Ngcobo urges debate on powers

2010-10-16 09:44

Stellenbosch - Chief Justice Sandile Ngcobo on Friday encouraged debate on the defining features of the separation of powers in SA.

Delivering the annual human rights lecture at Stellenbosch University's human rights department, he said the separation of powers between the executive, judiciary and legislature was not a new thing and could be traced back over many centuries to curb the abuse of power.

Well over 200 years ago the importance of the separation of powers in a democracy was recognised.

Today checks and balances were commonplace in modern democracies.

An appropriate doctrine for the separation of powers in South Africa would only be developed over time.

The South African Constitution contemplated an interaction between the courts and other branches of government.

It was necessary to move away from the perception that the courts were engaged in a tough battle with other levels of government.

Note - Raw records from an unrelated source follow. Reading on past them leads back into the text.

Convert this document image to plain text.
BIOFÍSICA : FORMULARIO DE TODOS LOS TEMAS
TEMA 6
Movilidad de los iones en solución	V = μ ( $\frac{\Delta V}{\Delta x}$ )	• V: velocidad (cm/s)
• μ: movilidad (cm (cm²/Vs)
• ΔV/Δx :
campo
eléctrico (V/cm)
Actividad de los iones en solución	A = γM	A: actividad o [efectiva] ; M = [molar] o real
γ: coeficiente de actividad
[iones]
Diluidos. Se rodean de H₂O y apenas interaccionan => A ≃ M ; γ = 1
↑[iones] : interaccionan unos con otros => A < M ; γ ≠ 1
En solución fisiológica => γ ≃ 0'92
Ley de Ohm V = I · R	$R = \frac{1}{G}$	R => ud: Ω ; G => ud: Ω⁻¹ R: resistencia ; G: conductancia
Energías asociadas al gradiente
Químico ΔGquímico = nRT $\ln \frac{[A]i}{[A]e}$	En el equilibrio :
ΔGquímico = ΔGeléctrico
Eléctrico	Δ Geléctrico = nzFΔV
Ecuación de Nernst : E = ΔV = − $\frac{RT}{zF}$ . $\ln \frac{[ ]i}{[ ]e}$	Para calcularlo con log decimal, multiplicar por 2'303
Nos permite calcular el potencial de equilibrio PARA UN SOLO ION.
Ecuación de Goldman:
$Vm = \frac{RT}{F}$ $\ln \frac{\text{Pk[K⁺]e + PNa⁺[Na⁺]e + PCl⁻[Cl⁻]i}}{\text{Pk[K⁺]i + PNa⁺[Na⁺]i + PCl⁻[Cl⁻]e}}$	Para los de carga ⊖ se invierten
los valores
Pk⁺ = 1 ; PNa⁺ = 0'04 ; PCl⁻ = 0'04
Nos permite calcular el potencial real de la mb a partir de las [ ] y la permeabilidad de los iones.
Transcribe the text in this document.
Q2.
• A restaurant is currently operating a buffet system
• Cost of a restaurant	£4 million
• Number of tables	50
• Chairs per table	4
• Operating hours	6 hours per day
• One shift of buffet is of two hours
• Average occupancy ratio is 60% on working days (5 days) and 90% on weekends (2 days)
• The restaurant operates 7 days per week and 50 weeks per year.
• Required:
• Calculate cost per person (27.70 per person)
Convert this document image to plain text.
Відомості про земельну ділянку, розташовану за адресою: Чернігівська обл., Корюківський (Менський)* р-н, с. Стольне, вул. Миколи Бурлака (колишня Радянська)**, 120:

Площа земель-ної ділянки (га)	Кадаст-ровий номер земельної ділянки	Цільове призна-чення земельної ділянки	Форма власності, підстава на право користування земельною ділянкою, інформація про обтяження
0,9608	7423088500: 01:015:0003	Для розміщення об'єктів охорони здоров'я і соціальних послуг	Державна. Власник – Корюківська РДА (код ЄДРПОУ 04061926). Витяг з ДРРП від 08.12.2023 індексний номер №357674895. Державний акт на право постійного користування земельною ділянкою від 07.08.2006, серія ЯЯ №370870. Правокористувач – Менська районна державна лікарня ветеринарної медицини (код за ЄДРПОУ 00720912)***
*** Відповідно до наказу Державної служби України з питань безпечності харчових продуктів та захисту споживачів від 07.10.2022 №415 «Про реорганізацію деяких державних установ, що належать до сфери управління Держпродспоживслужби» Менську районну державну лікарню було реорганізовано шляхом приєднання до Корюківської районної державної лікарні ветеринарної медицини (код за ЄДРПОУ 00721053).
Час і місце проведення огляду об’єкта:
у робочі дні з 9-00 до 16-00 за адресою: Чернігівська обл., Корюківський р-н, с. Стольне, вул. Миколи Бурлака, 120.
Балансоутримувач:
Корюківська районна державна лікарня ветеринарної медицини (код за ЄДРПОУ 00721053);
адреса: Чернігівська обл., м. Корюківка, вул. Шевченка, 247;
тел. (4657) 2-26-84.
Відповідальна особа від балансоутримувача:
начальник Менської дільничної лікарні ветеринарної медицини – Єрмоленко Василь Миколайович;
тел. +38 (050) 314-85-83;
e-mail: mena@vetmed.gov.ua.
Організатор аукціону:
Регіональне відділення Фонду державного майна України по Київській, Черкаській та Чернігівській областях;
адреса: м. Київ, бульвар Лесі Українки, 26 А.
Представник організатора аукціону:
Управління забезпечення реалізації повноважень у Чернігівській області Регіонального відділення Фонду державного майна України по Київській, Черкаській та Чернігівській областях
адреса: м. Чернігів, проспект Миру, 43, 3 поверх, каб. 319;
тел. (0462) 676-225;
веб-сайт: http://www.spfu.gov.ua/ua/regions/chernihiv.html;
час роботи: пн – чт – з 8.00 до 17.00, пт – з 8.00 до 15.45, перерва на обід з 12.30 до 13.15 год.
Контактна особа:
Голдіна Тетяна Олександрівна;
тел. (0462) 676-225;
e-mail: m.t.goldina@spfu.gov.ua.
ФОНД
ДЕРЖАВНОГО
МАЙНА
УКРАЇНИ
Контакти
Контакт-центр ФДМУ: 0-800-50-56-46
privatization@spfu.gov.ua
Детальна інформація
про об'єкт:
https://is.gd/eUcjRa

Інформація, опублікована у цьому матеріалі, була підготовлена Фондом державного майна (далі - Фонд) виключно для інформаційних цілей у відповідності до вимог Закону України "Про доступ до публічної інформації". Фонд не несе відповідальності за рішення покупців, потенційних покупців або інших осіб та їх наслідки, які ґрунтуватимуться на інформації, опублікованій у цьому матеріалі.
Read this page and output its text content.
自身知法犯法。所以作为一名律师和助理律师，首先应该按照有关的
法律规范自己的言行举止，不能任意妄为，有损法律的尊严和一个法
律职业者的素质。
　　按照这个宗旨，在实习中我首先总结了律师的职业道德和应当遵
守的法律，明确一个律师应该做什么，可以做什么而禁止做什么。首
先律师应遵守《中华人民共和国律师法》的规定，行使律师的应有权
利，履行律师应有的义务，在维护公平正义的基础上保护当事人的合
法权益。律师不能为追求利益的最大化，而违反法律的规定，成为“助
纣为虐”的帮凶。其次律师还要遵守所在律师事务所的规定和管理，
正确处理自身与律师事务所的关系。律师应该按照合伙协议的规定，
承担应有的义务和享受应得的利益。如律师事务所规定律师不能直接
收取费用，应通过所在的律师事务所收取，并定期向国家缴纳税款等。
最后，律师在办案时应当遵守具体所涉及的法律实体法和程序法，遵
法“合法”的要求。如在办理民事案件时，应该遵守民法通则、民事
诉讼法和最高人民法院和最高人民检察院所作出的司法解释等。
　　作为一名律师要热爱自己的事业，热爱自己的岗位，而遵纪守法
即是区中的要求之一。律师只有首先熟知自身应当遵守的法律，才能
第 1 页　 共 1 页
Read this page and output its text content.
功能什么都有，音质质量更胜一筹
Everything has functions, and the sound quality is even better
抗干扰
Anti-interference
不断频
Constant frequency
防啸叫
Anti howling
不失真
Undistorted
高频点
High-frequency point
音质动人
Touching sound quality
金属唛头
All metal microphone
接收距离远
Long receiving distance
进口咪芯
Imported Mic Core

All branches of government after all had a role in play in upholding the Constitution, he said.

The Constitutional Court had the final word on whether legislation was constitutional, making it the ultimate guardian of the Constitution and the values enshrined within it.

Within this context the court interacted with other levels of government.

The South African courts were engaged in an ongoing dialogue with other levels of government in that when the courts struck down legislation, government had to respond and the legislature had to amend laws accordingly.

This began at the dawn of South Africa's new constitutional order, when the Constitutional Court had to certify the Constitution itself. It concluded that most, but not all parts in the Constitution complied. Amendments were then made, and it was certified the second time round.

This was the start of the court's ongoing dialogue with other branches of government.

The Constitutional Court facilitated this dialogue in three ways. Firstly it had the power to strike down legislation or acts. Secondly, bills could be referred to it by the president, the provinces or others. Thirdly, it had the power to protect socio-economic rights.

The judiciary had an important role to play in defending these rights, and the state needed to respond to court rulings.